Not £25bn
@TheManCalledStan
The figure raised by the Treasury in the flotation of BT (over three tranches) was more like £14bn. That was £4bn from tranche 1 and £5bn each from tranches 2 & 3 (the last one of which was at £4.20 per share). Your figure of £25bn is the approximate amount raised by the 3G auction at the height of the telecom bubble.
Of course, £15bn is (inflation adjusted) far higher than BT's current £20bn market capitalisation, so it would appear that the government got good value. However, it's never that simple. Following the split of O2 from the main BT group (with the latter carrying the enormous debts built up largely by developing the then Cellnet, buying out Securicor's share and the purchase of 3G licenses plus buying out various foreign partners), the shareholders owned both companies. O2 was then taken over by Telefonica and thereby gained about £17.7bn. On that basis, BT shareholders did a bit better than these figures indicate. However, it is never that simple - BT launched a rights issue in 2001 which raised £5.9bn from shareholders.
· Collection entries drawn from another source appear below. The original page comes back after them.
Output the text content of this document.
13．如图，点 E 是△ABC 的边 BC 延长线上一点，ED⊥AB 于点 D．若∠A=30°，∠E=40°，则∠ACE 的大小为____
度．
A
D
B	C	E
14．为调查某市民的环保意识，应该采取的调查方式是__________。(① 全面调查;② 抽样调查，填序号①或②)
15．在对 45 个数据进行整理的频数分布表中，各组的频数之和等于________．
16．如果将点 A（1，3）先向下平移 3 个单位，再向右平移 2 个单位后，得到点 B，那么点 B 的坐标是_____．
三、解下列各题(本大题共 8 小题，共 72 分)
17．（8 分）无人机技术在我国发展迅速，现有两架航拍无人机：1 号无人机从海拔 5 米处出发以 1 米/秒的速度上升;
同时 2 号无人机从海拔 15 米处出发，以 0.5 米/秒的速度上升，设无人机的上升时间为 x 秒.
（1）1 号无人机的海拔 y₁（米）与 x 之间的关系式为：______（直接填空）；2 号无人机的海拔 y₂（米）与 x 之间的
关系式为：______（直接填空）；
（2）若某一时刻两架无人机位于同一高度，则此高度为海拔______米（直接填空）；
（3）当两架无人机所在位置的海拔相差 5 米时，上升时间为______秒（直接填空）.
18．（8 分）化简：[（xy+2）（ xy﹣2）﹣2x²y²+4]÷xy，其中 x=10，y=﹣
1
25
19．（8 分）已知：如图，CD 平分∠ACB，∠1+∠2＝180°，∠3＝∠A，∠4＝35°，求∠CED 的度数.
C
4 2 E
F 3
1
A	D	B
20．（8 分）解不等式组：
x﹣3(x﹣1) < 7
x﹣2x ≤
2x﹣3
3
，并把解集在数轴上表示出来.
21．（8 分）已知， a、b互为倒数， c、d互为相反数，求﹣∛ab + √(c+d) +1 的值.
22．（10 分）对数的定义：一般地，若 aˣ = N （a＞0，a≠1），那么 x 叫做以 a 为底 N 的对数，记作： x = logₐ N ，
Overall, for those who bought into the original three tranches in proportion, inflation adjusted, it might - just - break even.
Of course the shareholders were somewhat cheated - they were sold shares under one regulatory regime and competition model but the rules were changed enormously in the late 1990s to an increasingly tougher one.
nb. one other thing the government is probably grateful for - they don't have to cover the enormous pension deficit (the liabilities for which were largely incurred pre-privatisation), unlike the position with Royal Mail. That's assuming they aren't silly enough to allow the company to go broke through an over-zealous regulator of course, in which case a privatisation-time state guarantee will be called upon).